Qualitative results in central B-scans from the test set. From left to right: manual annotations (green), results with only CE loss (blue) and results with CE + AT loss (CE, \(\omega =8\), \(\lambda _1=1\), \(\lambda _2=8\)). (Color figure online)

We qualitatively analyzed the segmentation and score maps using the CE and MSE combined with the AT loss. Figure 3 depicts segmentation results in a central B-scan from the test set, with score maps represented as heatmaps. Using MSE produces noisy scores within the lateral areas of the B-scans, and therefore spurious elements in the segmentation. CE, on the contrary, results in smoother score maps, although with few false negatives in the vicinity of subretinal fluid. This behavior is linked to the one observed in Table 1, where the MSE + AT loss model reported higher Dice in the central area than using CE, and smaller values in the full volume. The model trained with only MSE performs poorly in the CSF, the 3 CMM and the 3-1 ring, which indicate that it struggles to deal with pathologies. Similarly, the high performance at a volume level indicates that it can better characterize normal appearances. When using MSE + AT loss, a significant reduction in the amount of false negatives occurs at the central areas. However, as mentioned before, the score maps are noisy at the borders of the B-scans, which causes a drop in the full volume Dice. The model trained with CE + AT loss is less accurate at the center than the one trained with MSE + AT loss, but it still outperforms the baseline approaches. Moreover, at a volume basis the CE + AT loss remains competitive with respect to the one trained only with CE loss.

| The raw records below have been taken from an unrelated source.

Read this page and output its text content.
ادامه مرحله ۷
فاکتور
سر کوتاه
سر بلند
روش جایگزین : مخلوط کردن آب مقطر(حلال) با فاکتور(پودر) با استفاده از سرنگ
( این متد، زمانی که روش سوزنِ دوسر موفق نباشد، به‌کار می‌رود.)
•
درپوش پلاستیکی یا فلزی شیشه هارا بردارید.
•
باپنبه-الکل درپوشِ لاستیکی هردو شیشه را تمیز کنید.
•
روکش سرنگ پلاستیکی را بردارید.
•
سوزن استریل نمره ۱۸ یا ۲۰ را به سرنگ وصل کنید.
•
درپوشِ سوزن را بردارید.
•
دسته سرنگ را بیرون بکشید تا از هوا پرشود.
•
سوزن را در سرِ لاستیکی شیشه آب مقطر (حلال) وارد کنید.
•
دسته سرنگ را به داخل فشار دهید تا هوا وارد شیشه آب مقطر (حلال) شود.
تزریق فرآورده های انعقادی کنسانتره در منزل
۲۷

Finally, Fig. 4 presents qualitative results in exemplary central B-scans from our test set obtained both by the models trained with CE only and with CE + AT loss. Our approach produced more anatomically plausible segmentations than the standard CE loss in pathological areas with subretinal fluid (Fig. 4(a) and (b)) or large disruptions (Fig. 4(c)).

5 Conclusions

In this paper we proposed to use the framework of augmented target loss functions for photoreceptor layer segmentation in pathological OCT scans. We define an amplified-target loss incorporating a transformation that weights the central area of the input B-scans to further penalize errors commited in this region. We experimentally observed that this straightforward approach allows to significantly improve performance within the central millimeters of fovea-centered OCT scans, without affecting the overall performance in the entire volume. These results indicate that the proposed AT loss function acts as a form of regularization, better characterizing photoreceptors appearance within highly pathological regions. We are currently exploring new alternatives to identify the regions to weight and to learn their corresponding weights. Further experiments are also performed to evaluate our approach in the context of other OCT based applications such as fluid segmentation and using OCT scans from other vendors.